Guten Morgen, Majestät!!
House of Windsor
They are actually German.
In 1917 they Changed their name from
German Saxe-Coburg and Gotha to Windsor.
Wikepedia:
The House of Windsor is the reigning royal house of the United Kingdom and the other Commonwealth realms. In 1901, the House of Saxe-Coburg and Gotha (a branch of the House of Wettin) succeeded the House of Hanover to the British monarchy with the accession of King Edward VII, son of Queen Victoria and Prince Albert of Saxe-Coburg and Gotha. In 1917, the name of the royal house was changed from the German Saxe-Coburg and Gotha to the English Windsor because of anti-German sentiment in the United Kingdom during World War I.[1] There have been four British monarchs of the House of Windsor since then: George V, Edward VIII, George VI, and Elizabeth II.
Mountbatten (Prince Phillip)
They, too, were German and changed their name.
The Mountbatten family is a British dynasty originating as a cadet branch of the German princely Battenberg family. The name was adopted during World War I by members of the Battenberg family residing in the United Kingdom due to rising anti-German sentiment amongst the British public. The name is a direct Anglicisation of the German Battenberg (literally Batten Mountain), a small town in Hesse.

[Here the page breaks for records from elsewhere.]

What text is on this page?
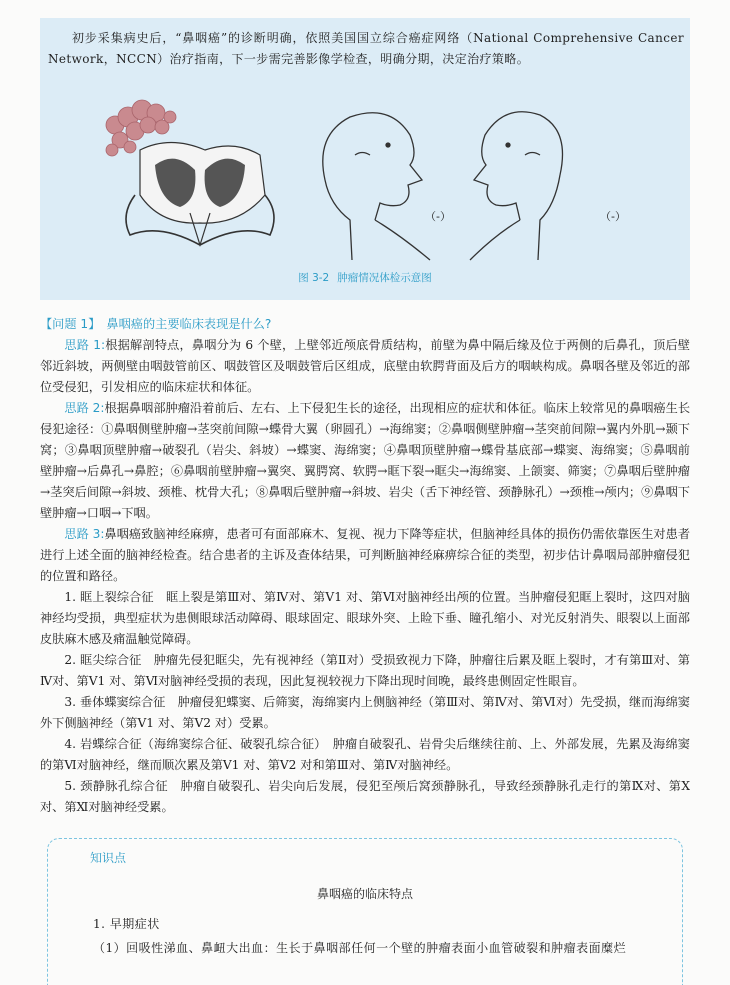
初步采集病史后，“鼻咽癌”的诊断明确，依照美国国立综合癌症网络（National Comprehensive Cancer Network，NCCN）治疗指南，下一步需完善影像学检查，明确分期，决定治疗策略。

（-）	（-）
图 3-2 肿瘤情况体检示意图
【问题 1】 鼻咽癌的主要临床表现是什么?

思路 1:根据解剖特点，鼻咽分为 6 个壁，上壁邻近颅底骨质结构，前壁为鼻中隔后缘及位于两侧的后鼻孔，顶后壁邻近斜坡，两侧壁由咽鼓管前区、咽鼓管区及咽鼓管后区组成，底壁由软腭背面及后方的咽峡构成。鼻咽各壁及邻近的部位受侵犯，引发相应的临床症状和体征。

思路 2:根据鼻咽部肿瘤沿着前后、左右、上下侵犯生长的途径，出现相应的症状和体征。临床上较常见的鼻咽癌生长侵犯途径：①鼻咽侧壁肿瘤→茎突前间隙→蝶骨大翼（卵圆孔）→海绵窦；②鼻咽侧壁肿瘤→茎突前间隙→翼内外肌→颞下窝；③鼻咽顶壁肿瘤→破裂孔（岩尖、斜坡）→蝶窦、海绵窦；④鼻咽顶壁肿瘤→蝶骨基底部→蝶窦、海绵窦；⑤鼻咽前壁肿瘤→后鼻孔→鼻腔；⑥鼻咽前壁肿瘤→翼突、翼腭窝、软腭→眶下裂→眶尖→海绵窦、上颌窦、筛窦；⑦鼻咽后壁肿瘤→茎突后间隙→斜坡、颈椎、枕骨大孔；⑧鼻咽后壁肿瘤→斜坡、岩尖（舌下神经管、颈静脉孔）→颈椎→颅内；⑨鼻咽下壁肿瘤→口咽→下咽。

思路 3:鼻咽癌致脑神经麻痹，患者可有面部麻木、复视、视力下降等症状，但脑神经具体的损伤仍需依靠医生对患者进行上述全面的脑神经检查。结合患者的主诉及查体结果，可判断脑神经麻痹综合征的类型，初步估计鼻咽局部肿瘤侵犯的位置和路径。

1. 眶上裂综合征　眶上裂是第Ⅲ对、第Ⅳ对、第Ⅴ1 对、第Ⅵ对脑神经出颅的位置。当肿瘤侵犯眶上裂时，这四对脑神经均受损，典型症状为患侧眼球活动障碍、眼球固定、眼球外突、上睑下垂、瞳孔缩小、对光反射消失、眼裂以上面部皮肤麻木感及痛温触觉障碍。

2. 眶尖综合征　肿瘤先侵犯眶尖，先有视神经（第Ⅱ对）受损致视力下降，肿瘤往后累及眶上裂时，才有第Ⅲ对、第Ⅳ对、第Ⅴ1 对、第Ⅵ对脑神经受损的表现，因此复视较视力下降出现时间晚，最终患侧固定性眼盲。

3. 垂体蝶窦综合征　肿瘤侵犯蝶窦、后筛窦，海绵窦内上侧脑神经（第Ⅲ对、第Ⅳ对、第Ⅵ对）先受损，继而海绵窦外下侧脑神经（第Ⅴ1 对、第Ⅴ2 对）受累。

4. 岩蝶综合征（海绵窦综合征、破裂孔综合征）　肿瘤自破裂孔、岩骨尖后继续往前、上、外部发展，先累及海绵窦的第Ⅵ对脑神经，继而顺次累及第Ⅴ1 对、第Ⅴ2 对和第Ⅲ对、第Ⅳ对脑神经。

5. 颈静脉孔综合征　肿瘤自破裂孔、岩尖向后发展，侵犯至颅后窝颈静脉孔，导致经颈静脉孔走行的第Ⅸ对、第Ⅹ对、第Ⅺ对脑神经受累。

知识点
鼻咽癌的临床特点
1. 早期症状
（1）回吸性涕血、鼻衄大出血：生长于鼻咽部任何一个壁的肿瘤表面小血管破裂和肿瘤表面糜烂
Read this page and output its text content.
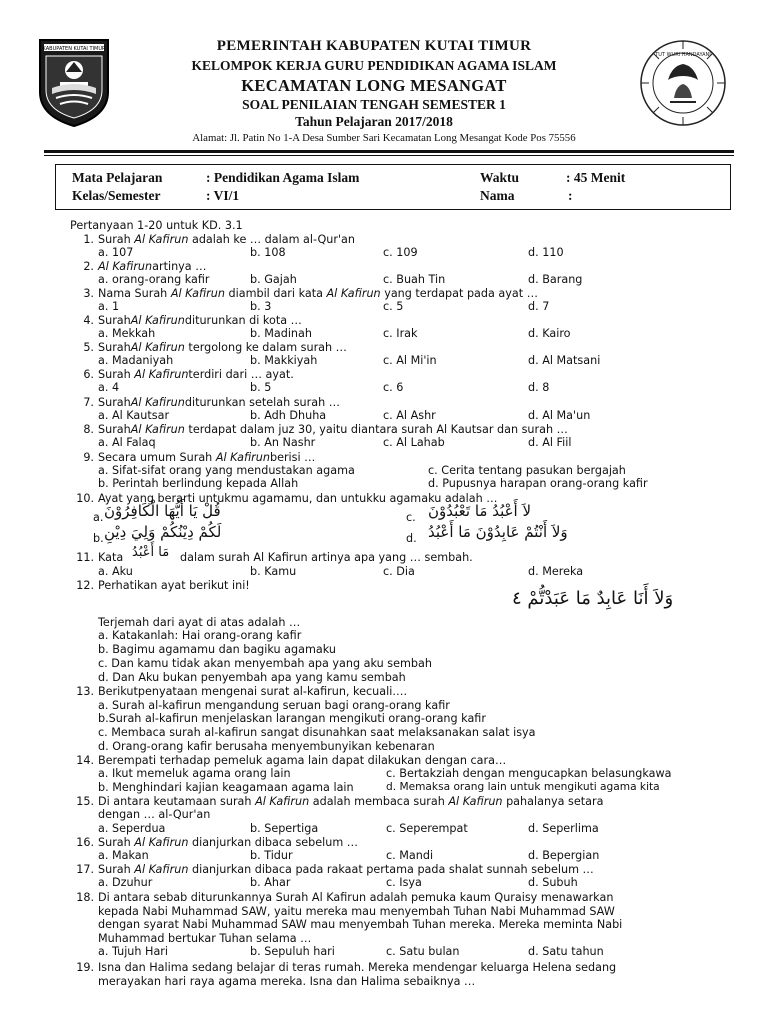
KABUPATEN KUTAI TIMUR
TUT WURI HANDAYANI
PEMERINTAH KABUPATEN KUTAI TIMUR
KELOMPOK KERJA GURU PENDIDIKAN AGAMA ISLAM
KECAMATAN LONG MESANGAT
SOAL PENILAIAN TENGAH SEMESTER 1
Tahun Pelajaran 2017/2018
Alamat: Jl. Patin No 1-A Desa Sumber Sari Kecamatan Long Mesangat Kode Pos 75556
Mata Pelajaran	: Pendidikan Agama Islam	Waktu	: 45 Menit
Kelas/Semester	: VI/1	Nama	:
Pertanyaan 1-20 untuk KD. 3.1
1. Surah Al Kafirun adalah ke … dalam al-Qur'an
a. 107	b. 108	c. 109	d. 110
2. Al Kafirunartinya …
a. orang-orang kafir	b. Gajah	c. Buah Tin	d. Barang
3. Nama Surah Al Kafirun diambil dari kata Al Kafirun yang terdapat pada ayat …
a. 1	b. 3	c. 5	d. 7
4. SurahAl Kafirunditurunkan di kota …
a. Mekkah	b. Madinah	c. Irak	d. Kairo
5. SurahAl Kafirun tergolong ke dalam surah …
a. Madaniyah	b. Makkiyah	c. Al Mi'in	d. Al Matsani
6. Surah Al Kafirunterdiri dari … ayat.
a. 4	b. 5	c. 6	d. 8
7. SurahAl Kafirunditurunkan setelah surah …
a. Al Kautsar	b. Adh Dhuha	c. Al Ashr	d. Al Ma'un
8. SurahAl Kafirun terdapat dalam juz 30, yaitu diantara surah Al Kautsar dan surah …
a. Al Falaq	b. An Nashr	c. Al Lahab	d. Al Fiil
9. Secara umum Surah Al Kafirunberisi …
a. Sifat-sifat orang yang mendustakan agama	c. Cerita tentang pasukan bergajah
b. Perintah berlindung kepada Allah	d. Pupusnya harapan orang-orang kafir
10. Ayat yang berarti untukmu agamamu, dan untukku agamaku adalah …
a. قُلْ يَا أَيُّهَا الْكَافِرُوْنَ	c. لاَ أَعْبُدُ مَا تَعْبُدُوْنَ
b. لَكُمْ دِيْنُكُمْ وَلِيَ دِيْنِ	d. وَلاَ أَنْتُمْ عَابِدُوْنَ مَا أَعْبُدُ
11. Kata مَا أَعْبُدُ dalam surah Al Kafirun artinya apa yang … sembah.
a. Aku	b. Kamu	c. Dia	d. Mereka
12. Perhatikan ayat berikut ini!
وَلاَ أَنَا عَابِدٌ مَا عَبَدْتُّمْ ٤
Terjemah dari ayat di atas adalah …
a. Katakanlah: Hai orang-orang kafir
b. Bagimu agamamu dan bagiku agamaku
c. Dan kamu tidak akan menyembah apa yang aku sembah
d. Dan Aku bukan penyembah apa yang kamu sembah
13. Berikutpenyataan mengenai surat al-kafirun, kecuali….
a. Surah al-kafirun mengandung seruan bagi orang-orang kafir
b.Surah al-kafirun menjelaskan larangan mengikuti orang-orang kafir
c. Membaca surah al-kafirun sangat disunahkan saat melaksanakan salat isya
d. Orang-orang kafir berusaha menyembunyikan kebenaran
14. Berempati terhadap pemeluk agama lain dapat dilakukan dengan cara…
a. Ikut memeluk agama orang lain	c. Bertakziah dengan mengucapkan belasungkawa
b. Menghindari kajian keagamaan agama lain	d. Memaksa orang lain untuk mengikuti agama kita
15. Di antara keutamaan surah Al Kafirun adalah membaca surah Al Kafirun pahalanya setara
dengan … al-Qur'an
a. Seperdua	b. Sepertiga	c. Seperempat	d. Seperlima
16. Surah Al Kafirun dianjurkan dibaca sebelum …
a. Makan	b. Tidur	c. Mandi	d. Bepergian
17. Surah Al Kafirun dianjurkan dibaca pada rakaat pertama pada shalat sunnah sebelum …
a. Dzuhur	b. Ahar	c. Isya	d. Subuh
18. Di antara sebab diturunkannya Surah Al Kafirun adalah pemuka kaum Quraisy menawarkan
kepada Nabi Muhammad SAW, yaitu mereka mau menyembah Tuhan Nabi Muhammad SAW
dengan syarat Nabi Muhammad SAW mau menyembah Tuhan mereka. Mereka meminta Nabi
Muhammad bertukar Tuhan selama …
a. Tujuh Hari	b. Sepuluh hari	c. Satu bulan	d. Satu tahun
19. Isna dan Halima sedang belajar di teras rumah. Mereka mendengar keluarga Helena sedang
merayakan hari raya agama mereka. Isna dan Halima sebaiknya …
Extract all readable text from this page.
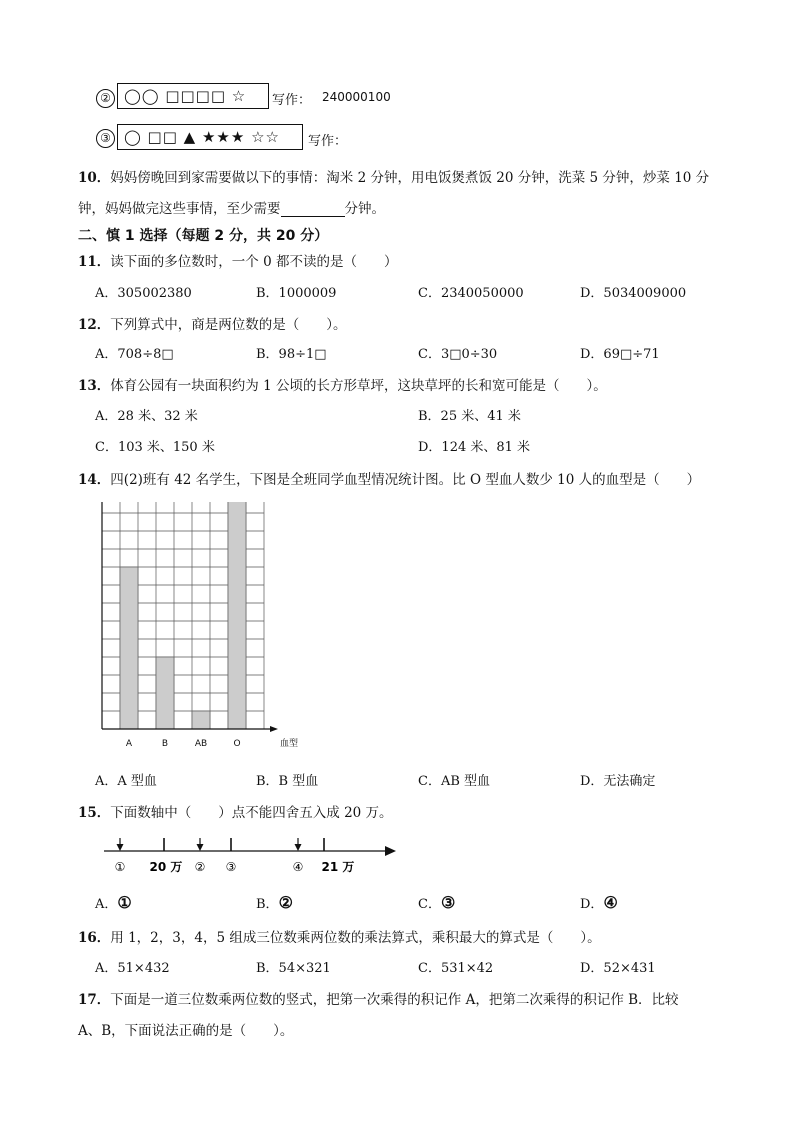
② ◯◯ □□□□ ☆	写作： 240000100
③ ◯ □□ ▲ ★★★ ☆☆	写作：
10．妈妈傍晚回到家需要做以下的事情：淘米 2 分钟，用电饭煲煮饭 20 分钟，洗菜 5 分钟，炒菜 10 分
钟，妈妈做完这些事情，至少需要	分钟。
二、慎 1 选择（每题 2 分，共 20 分）
11．读下面的多位数时，一个 0 都不读的是（　　）
A．305002380	B．1000009	C．2340050000	D．5034009000
12．下列算式中，商是两位数的是（　　）。
A．708÷8□	B．98÷1□	C．3□0÷30	D．69□÷71
13．体育公园有一块面积约为 1 公顷的长方形草坪，这块草坪的长和宽可能是（　　）。
A．28 米、32 米	B．25 米、41 米
C．103 米、150 米	D．124 米、81 米
14．四(2)班有 42 名学生，下图是全班同学血型情况统计图。比 O 型血人数少 10 人的血型是（　　）
A	B	AB	O	血型
A．A 型血	B．B 型血	C．AB 型血	D．无法确定
15．下面数轴中（　　）点不能四舍五入成 20 万。
① 20 万 ② ③	④ 21 万
A．①	B．②	C．③	D．④
16．用 1，2，3，4，5 组成三位数乘两位数的乘法算式，乘积最大的算式是（　　）。
A．51×432	B．54×321	C．531×42	D．52×431
17．下面是一道三位数乘两位数的竖式，把第一次乘得的积记作 A，把第二次乘得的积记作 B．比较
A、B，下面说法正确的是（　　）。
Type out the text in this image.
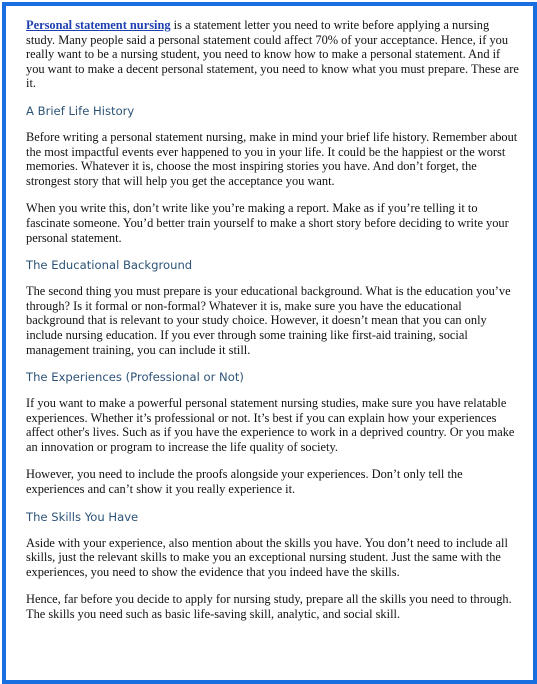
Personal statement nursing is a statement letter you need to write before applying a nursing study. Many people said a personal statement could affect 70% of your acceptance. Hence, if you really want to be a nursing student, you need to know how to make a personal statement. And if you want to make a decent personal statement, you need to know what you must prepare. These are it.

A Brief Life History

Before writing a personal statement nursing, make in mind your brief life history. Remember about the most impactful events ever happened to you in your life. It could be the happiest or the worst memories. Whatever it is, choose the most inspiring stories you have. And don’t forget, the strongest story that will help you get the acceptance you want.

When you write this, don’t write like you’re making a report. Make as if you’re telling it to fascinate someone. You’d better train yourself to make a short story before deciding to write your personal statement.

The Educational Background

The second thing you must prepare is your educational background. What is the education you’ve through? Is it formal or non-formal? Whatever it is, make sure you have the educational background that is relevant to your study choice. However, it doesn’t mean that you can only include nursing education. If you ever through some training like first-aid training, social management training, you can include it still.

The Experiences (Professional or Not)

If you want to make a powerful personal statement nursing studies, make sure you have relatable experiences. Whether it’s professional or not. It’s best if you can explain how your experiences affect other's lives. Such as if you have the experience to work in a deprived country. Or you make an innovation or program to increase the life quality of society.

However, you need to include the proofs alongside your experiences. Don’t only tell the experiences and can’t show it you really experience it.

The Skills You Have

Aside with your experience, also mention about the skills you have. You don’t need to include all skills, just the relevant skills to make you an exceptional nursing student. Just the same with the experiences, you need to show the evidence that you indeed have the skills.

Hence, far before you decide to apply for nursing study, prepare all the skills you need to through. The skills you need such as basic life-saving skill, analytic, and social skill.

The family now includes the Marquesses of Milford Haven (and formerly the Marquesses of Carisbrooke), as well as the Earls Mountbatten of Burma. Prince Philip of Greece and Denmark, the consort of Queen Elizabeth II, adopted the surname of Mountbatten from his mother's family in 1947, although he is a member of the House of Schleswig-Holstein-Sonderburg-Glücksburg by patrilineal descent. Lady Louise Mountbatten became Queen Consort of Sweden, after having married Gustaf VI Adolf of Sweden.